Tag Archives: preserving

Another country skill set

My brother came to visit last weekend. We used the guise of harvesting my crab apples to get to see each other. Last year he bought an apple press, and made the sweetest apple juice ever. It was wonderful, but could have used something to balance the sweetness. This is where my crab apple tree comes in.

My brother is a man of few words, so we’re going to have to tell this story mostly with pictures.

Start with the pretty red fruit he took to Nevada. It’s ready today, but many apples won’t be available until later this Fall. He plans on freezing the juice and holding it for later.

It may not seem like much, but if you filled these same buckets with full sized apples, you wouldn’t have as much fruit. The smaller size of these lets each bucket hold more, and the giveaway is the weight. Bigger fruit has more air between the apples.

 

 

This is his apple juicer.
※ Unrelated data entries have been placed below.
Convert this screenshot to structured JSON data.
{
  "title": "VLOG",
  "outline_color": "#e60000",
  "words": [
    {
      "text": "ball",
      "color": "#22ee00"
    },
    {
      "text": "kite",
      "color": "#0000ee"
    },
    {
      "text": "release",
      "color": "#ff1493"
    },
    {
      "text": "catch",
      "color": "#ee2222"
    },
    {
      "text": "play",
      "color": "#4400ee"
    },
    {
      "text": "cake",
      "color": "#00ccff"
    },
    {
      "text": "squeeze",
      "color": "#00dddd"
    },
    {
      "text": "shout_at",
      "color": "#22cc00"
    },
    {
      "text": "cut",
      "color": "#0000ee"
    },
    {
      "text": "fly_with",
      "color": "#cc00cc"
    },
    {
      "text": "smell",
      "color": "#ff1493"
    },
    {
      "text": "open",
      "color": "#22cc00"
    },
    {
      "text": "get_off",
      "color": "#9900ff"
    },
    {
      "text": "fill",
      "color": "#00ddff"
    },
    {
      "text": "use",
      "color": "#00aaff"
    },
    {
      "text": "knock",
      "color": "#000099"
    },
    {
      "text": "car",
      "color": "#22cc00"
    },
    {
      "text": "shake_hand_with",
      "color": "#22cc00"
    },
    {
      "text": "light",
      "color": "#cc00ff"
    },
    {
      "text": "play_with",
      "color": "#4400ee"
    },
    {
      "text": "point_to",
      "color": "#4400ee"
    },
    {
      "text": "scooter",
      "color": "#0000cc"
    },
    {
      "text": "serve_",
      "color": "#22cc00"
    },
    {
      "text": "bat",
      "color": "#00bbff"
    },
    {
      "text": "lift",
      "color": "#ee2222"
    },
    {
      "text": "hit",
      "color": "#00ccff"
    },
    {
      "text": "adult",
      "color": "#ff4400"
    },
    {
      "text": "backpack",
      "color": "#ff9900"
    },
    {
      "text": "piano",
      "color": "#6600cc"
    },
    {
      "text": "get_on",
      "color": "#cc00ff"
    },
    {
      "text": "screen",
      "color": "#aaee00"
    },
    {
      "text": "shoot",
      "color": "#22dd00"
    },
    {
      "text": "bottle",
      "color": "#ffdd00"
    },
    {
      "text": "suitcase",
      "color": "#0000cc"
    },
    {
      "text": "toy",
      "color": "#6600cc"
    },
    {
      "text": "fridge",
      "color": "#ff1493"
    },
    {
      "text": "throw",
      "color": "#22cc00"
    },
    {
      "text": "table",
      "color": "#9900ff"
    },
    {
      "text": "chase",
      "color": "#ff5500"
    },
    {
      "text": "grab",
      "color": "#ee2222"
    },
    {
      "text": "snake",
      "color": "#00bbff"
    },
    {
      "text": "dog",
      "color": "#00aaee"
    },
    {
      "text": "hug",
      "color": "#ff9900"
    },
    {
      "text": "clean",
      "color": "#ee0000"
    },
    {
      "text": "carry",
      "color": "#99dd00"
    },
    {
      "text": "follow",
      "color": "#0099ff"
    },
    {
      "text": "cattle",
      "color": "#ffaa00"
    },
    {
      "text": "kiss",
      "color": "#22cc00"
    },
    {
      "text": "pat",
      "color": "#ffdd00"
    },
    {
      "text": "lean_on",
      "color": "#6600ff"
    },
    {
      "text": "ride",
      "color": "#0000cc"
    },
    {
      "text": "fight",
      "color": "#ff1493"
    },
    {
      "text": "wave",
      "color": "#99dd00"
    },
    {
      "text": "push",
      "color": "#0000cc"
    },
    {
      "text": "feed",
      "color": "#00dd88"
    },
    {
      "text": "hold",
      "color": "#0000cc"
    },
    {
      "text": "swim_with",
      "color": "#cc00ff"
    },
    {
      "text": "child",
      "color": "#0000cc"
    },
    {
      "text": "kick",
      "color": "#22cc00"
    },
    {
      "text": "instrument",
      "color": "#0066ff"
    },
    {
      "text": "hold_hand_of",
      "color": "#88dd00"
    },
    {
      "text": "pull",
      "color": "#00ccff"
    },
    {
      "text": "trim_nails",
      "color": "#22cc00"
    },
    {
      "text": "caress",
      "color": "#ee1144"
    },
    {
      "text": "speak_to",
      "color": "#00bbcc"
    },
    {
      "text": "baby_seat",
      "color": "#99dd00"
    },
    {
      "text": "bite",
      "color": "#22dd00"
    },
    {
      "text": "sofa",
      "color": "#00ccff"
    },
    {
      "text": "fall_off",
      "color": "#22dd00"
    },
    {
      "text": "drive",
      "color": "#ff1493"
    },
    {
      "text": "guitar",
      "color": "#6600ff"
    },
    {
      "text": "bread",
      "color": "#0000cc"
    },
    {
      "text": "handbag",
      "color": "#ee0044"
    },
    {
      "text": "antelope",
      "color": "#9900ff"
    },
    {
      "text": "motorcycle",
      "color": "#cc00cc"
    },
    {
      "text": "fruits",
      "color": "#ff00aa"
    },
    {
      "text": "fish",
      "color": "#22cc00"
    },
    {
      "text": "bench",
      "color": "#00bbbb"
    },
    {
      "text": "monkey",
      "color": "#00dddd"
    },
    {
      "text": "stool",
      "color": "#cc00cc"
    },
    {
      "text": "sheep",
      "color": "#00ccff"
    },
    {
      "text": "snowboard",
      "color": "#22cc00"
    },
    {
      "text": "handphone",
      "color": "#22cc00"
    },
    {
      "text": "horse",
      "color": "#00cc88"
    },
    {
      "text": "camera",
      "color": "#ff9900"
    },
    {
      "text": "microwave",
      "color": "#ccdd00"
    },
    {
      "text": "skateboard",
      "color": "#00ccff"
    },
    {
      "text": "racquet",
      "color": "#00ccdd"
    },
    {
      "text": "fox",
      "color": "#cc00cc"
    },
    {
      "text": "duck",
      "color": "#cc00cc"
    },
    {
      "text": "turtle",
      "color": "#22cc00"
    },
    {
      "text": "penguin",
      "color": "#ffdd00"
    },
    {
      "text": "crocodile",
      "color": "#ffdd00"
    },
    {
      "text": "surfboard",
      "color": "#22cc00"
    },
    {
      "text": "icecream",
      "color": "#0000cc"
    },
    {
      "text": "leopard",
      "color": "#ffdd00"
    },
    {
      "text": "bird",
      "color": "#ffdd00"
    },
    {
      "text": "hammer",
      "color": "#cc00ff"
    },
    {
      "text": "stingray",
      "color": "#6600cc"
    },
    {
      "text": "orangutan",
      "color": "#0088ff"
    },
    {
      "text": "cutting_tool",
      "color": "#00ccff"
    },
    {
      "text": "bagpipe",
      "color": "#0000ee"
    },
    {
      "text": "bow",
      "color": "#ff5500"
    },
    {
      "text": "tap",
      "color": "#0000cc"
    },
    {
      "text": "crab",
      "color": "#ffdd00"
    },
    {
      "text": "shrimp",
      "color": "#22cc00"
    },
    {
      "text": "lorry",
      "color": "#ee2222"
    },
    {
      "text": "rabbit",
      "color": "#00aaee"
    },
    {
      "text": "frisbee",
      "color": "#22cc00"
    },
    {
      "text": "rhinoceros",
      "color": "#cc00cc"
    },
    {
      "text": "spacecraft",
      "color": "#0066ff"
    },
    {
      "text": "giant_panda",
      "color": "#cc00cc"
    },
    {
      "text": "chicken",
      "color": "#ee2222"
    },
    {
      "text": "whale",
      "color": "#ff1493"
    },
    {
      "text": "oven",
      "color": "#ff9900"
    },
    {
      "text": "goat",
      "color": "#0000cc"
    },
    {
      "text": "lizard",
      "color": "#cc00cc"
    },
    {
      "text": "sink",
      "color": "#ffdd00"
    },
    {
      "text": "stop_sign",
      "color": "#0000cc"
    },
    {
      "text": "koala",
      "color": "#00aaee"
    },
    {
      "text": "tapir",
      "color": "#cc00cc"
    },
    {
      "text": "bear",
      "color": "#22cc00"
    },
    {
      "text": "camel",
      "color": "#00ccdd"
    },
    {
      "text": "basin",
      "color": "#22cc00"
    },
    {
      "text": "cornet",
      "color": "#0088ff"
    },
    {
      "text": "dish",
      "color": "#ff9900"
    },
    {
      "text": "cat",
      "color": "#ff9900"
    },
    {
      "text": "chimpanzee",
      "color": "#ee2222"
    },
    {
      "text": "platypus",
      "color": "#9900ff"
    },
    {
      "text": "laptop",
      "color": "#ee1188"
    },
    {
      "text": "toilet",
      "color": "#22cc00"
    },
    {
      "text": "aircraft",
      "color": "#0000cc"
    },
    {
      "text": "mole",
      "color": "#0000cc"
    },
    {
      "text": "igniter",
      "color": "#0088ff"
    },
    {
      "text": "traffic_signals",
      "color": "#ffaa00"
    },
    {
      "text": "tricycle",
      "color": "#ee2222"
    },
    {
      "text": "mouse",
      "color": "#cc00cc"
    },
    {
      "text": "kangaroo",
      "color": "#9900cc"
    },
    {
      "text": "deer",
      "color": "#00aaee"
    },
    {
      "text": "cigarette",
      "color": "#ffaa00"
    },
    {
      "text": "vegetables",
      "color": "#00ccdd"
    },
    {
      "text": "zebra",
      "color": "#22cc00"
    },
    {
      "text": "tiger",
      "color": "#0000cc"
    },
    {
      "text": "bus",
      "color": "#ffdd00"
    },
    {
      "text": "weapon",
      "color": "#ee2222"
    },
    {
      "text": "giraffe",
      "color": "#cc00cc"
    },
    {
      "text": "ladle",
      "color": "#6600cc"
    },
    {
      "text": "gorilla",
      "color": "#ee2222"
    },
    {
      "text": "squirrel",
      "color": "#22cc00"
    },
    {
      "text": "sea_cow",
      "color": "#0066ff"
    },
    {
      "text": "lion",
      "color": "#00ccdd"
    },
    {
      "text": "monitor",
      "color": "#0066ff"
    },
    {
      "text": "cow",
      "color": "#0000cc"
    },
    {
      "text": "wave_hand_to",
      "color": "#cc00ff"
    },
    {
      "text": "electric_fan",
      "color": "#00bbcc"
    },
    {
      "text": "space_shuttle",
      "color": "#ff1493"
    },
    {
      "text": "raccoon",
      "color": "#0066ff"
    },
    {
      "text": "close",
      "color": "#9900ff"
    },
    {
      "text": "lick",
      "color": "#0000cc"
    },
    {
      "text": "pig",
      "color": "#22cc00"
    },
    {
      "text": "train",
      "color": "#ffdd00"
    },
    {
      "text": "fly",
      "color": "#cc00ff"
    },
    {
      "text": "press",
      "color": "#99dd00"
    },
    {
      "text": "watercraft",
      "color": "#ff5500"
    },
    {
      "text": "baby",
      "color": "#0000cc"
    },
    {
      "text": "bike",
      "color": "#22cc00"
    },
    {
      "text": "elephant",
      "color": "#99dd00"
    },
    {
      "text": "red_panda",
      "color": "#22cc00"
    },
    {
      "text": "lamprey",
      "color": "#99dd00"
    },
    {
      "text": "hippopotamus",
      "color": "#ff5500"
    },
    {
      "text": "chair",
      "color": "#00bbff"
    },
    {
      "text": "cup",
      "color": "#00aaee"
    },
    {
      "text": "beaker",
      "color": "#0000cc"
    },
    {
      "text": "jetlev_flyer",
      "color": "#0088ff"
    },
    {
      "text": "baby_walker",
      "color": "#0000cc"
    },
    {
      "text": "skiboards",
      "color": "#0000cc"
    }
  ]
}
He bought it last year and it looks to be a quality craftsman’s product. It has much more soul than some stainless steel, motor driven product. The fruit goes into a hopper at the top of the red piece.

 

Here is a better view of the hopper. Load her up, turn the wheel, and make apple juice. I’m sure you could use it to juice anything you wanted, but it might flavor the equipment. This one is just for apples. (I could probably make some good catfish bait with this. A few crawdads, some crickets, just saying.)

Juice comes out the bottom and drains into a bucket.

I am surprised that the juice is red. It’s actually pretty cool that it is. It will give a charming color to any juice he adds this fall. Just imagine the awesome jelly I could make with pure undiluted juice.

He told me the flavor is tart, but very complex. That is the whole point of using it. The juice from last year was like honey. I’d really like to try a bottle of hard cider after he gets his Fall apples juiced. This juice is destined for the freezer for now.

He reported the recovery is about 10%. That isn’t horrible, but I was hoping for about 20%. The residue will go on his compost pile.

I have hunch the compost won’t stay there very long. He said a herd of mule deer invaded his yard the minute he started his apple mill. The scent must have drawn them in. They’re kind of cagey, but he managed this poor photo of a young buck as proof.

I hope the formatting works out in this post. There are more pictures than text.

My family has always been into preserving lost skills. Regular readers know about my sourdough starter, pickling crock, and canning jars. My brother even has a fully functional blacksmith’s shop.

What skills are you preserving? Do you make bent willow furniture, mud ovens, pottery? I think it’s important to save these skills for future generations.